Message: #171392
Кристина Бергамотовна » 23 Aug 2017, 10:11
Keymaster

Calcium in sports nutrition

Calcium makes up approximately two percent of all substances found in the skeleton, fluids, and tissues of the human body. Calcium ions perform the most important vital functions, participating in blood coagulation and regulation of various intracellular processes.

Daily rate

Children from four to eight years old and adults from nineteen to fifty need approximately the same amount of calcium – about 1000 mg – as much is contained, for example, in one hundred grams of Russian cheese or in a kilogram of dried dates. But young people of nine – eighteen years of calcium need a little more: about 1300 mg. This is one hundred grams of parmesan, a kilogram of apricots or dried apricots.

The increased need for calcium is, of course, due to the intensity of growth of the skeleton of a teenager. More calcium is also needed for those who are characterized by high physical activity: first of all, athletes. The fact is that during classes, the heartbeat quickens, and biochemical processes are also significantly accelerated, which means that more calcium is required.

Sources and conditions of assimilation

The largest proportion of calcium in the children’s diet (about 80%) is absorbed from dairy products. At a very early age, the main source is breast milk, then cow or goat milk, cottage cheese, hard cheese. Parents need to know that there is practically no calcium in fatty dairy products (butter, sour cream, cream), and the fatter the product, the less the amount of the desired element.

Adults are also recommended to get calcium from cereals (barley, oatmeal) and legumes (beans, soybeans, peas), nuts and seeds (poppy seeds, sesame seeds, almonds), greens (nettles, basil, parsley), fruits and berries (oranges, dried fruits), calcium-rich fish (herring, mackerel), vegetables (olives, garlic, cabbage), white chocolate, eggs, mushrooms.

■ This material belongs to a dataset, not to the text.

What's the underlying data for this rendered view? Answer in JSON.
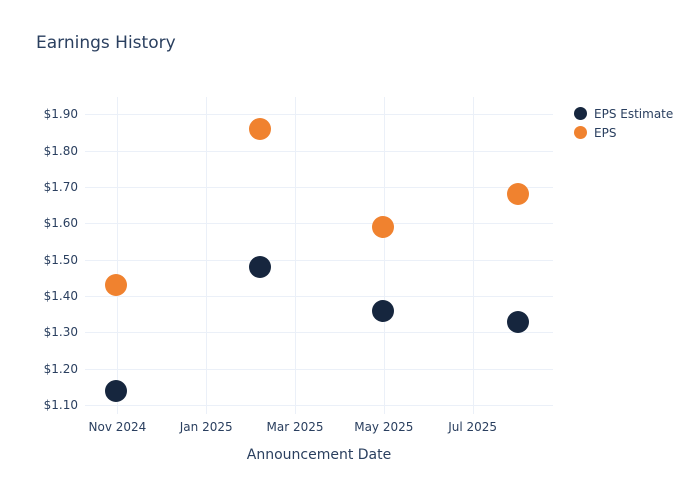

The best absorption of calcium provides a high-protein diet, and animal fats, as already mentioned, prevent its absorption. Calcium is also not absorbed in the absence of vitamin D, phosphorus, and magnesium in the body. Iron also contributes to the high-quality absorption of calcium.

Hypo- and hypercalcemia

A lack of calcium at an early age can contribute to the development of rickets, severe growth retardation, impaired tooth and bone formation, increased excitability, seizures, and muscle spasms. In adults, hypocalcemia manifests itself in increased irritability, even hallucinations and memory loss. With such a diagnosis, nails, hair, teeth, and skin are seriously affected.

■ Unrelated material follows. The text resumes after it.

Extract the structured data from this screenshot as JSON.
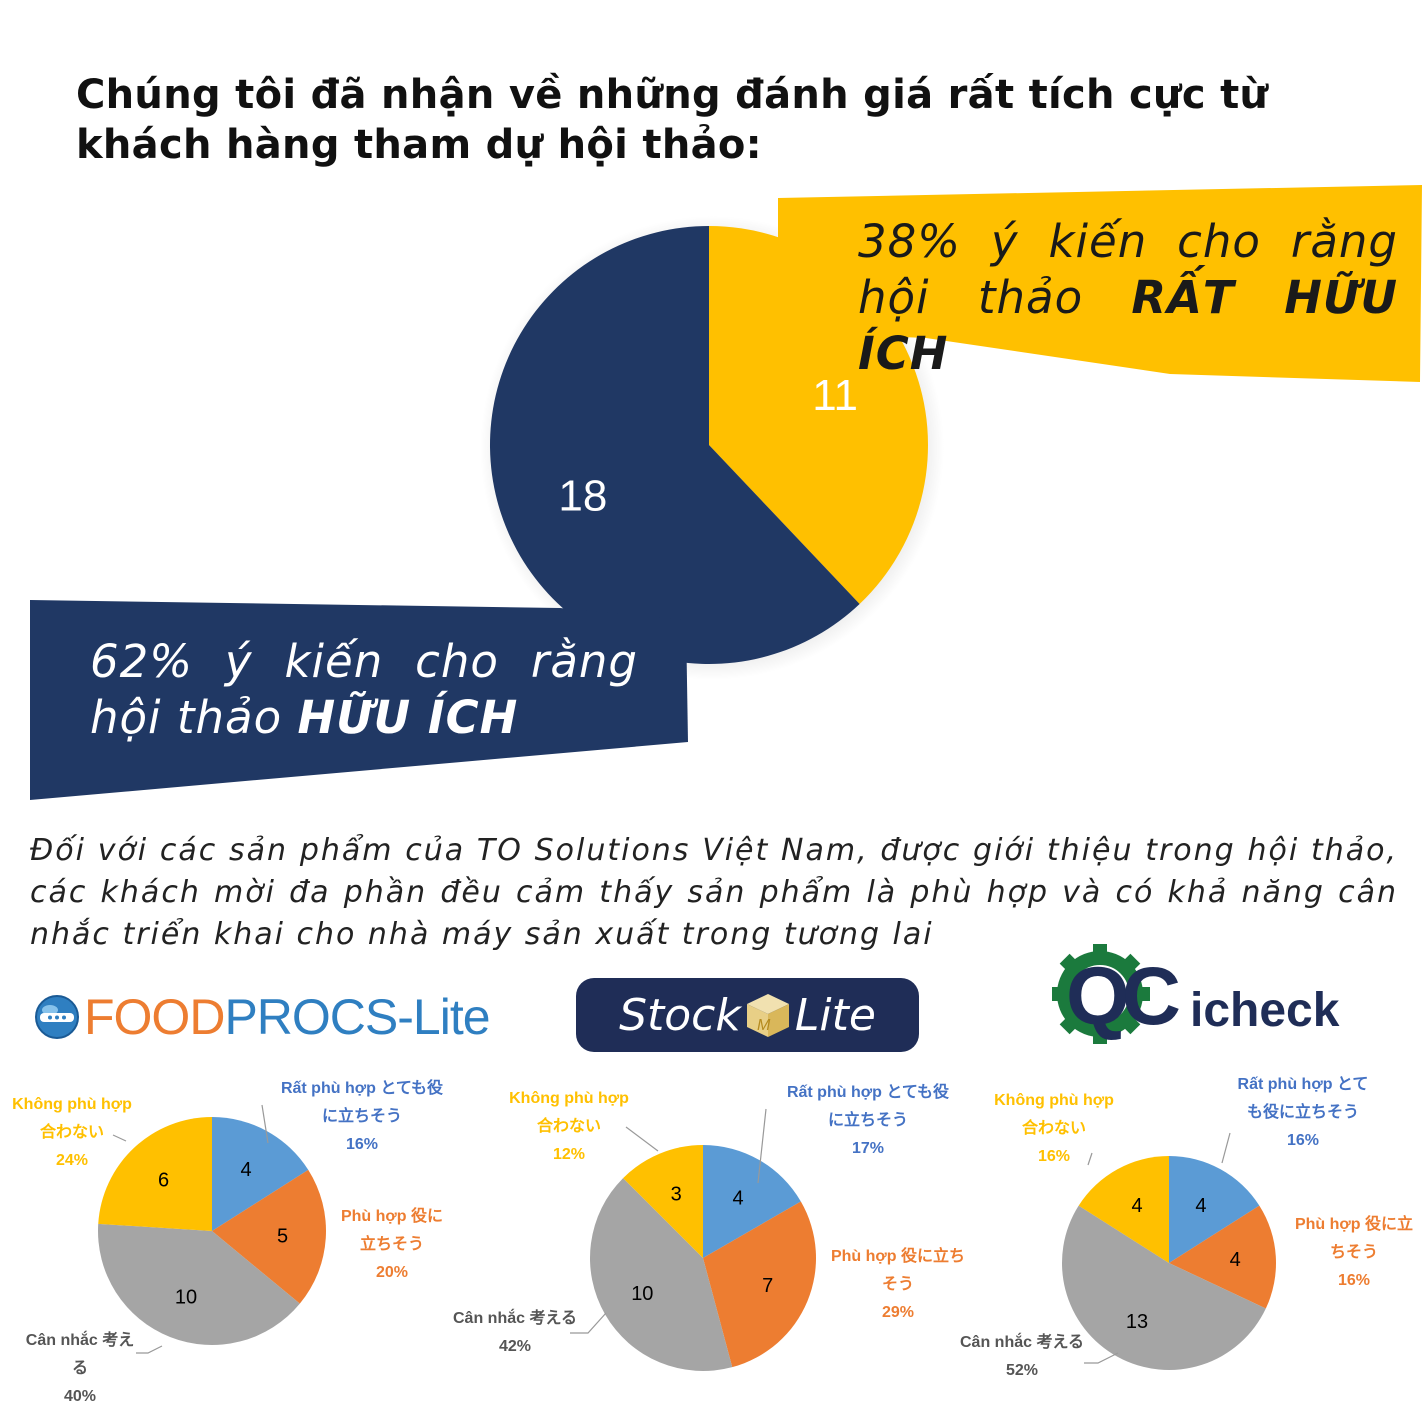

Excess calcium is less common. It is dangerous because it can block the ability of the kidneys to remove unnecessary elements, and this is fraught at best with loss of appetite and, again, irritability, at worst with chronic arthritis, muscle weakness, bone deformity and other equally unpleasant consequences.

Significance for athletes

It is no secret that with regular sports training, the musculoskeletal system requires special support. If the body does not have enough calcium at this time, convulsions, spasms, and malfunctions in the functioning of the heart muscle may occur. The troubles associated with a lack or excess of calcium in the body of an athlete can be avoided by carefully balancing the individual nutrition system. In addition, there are, of course, special preparations designed to normalize the calcium content in the body.

You must be logged in to reply to this topic.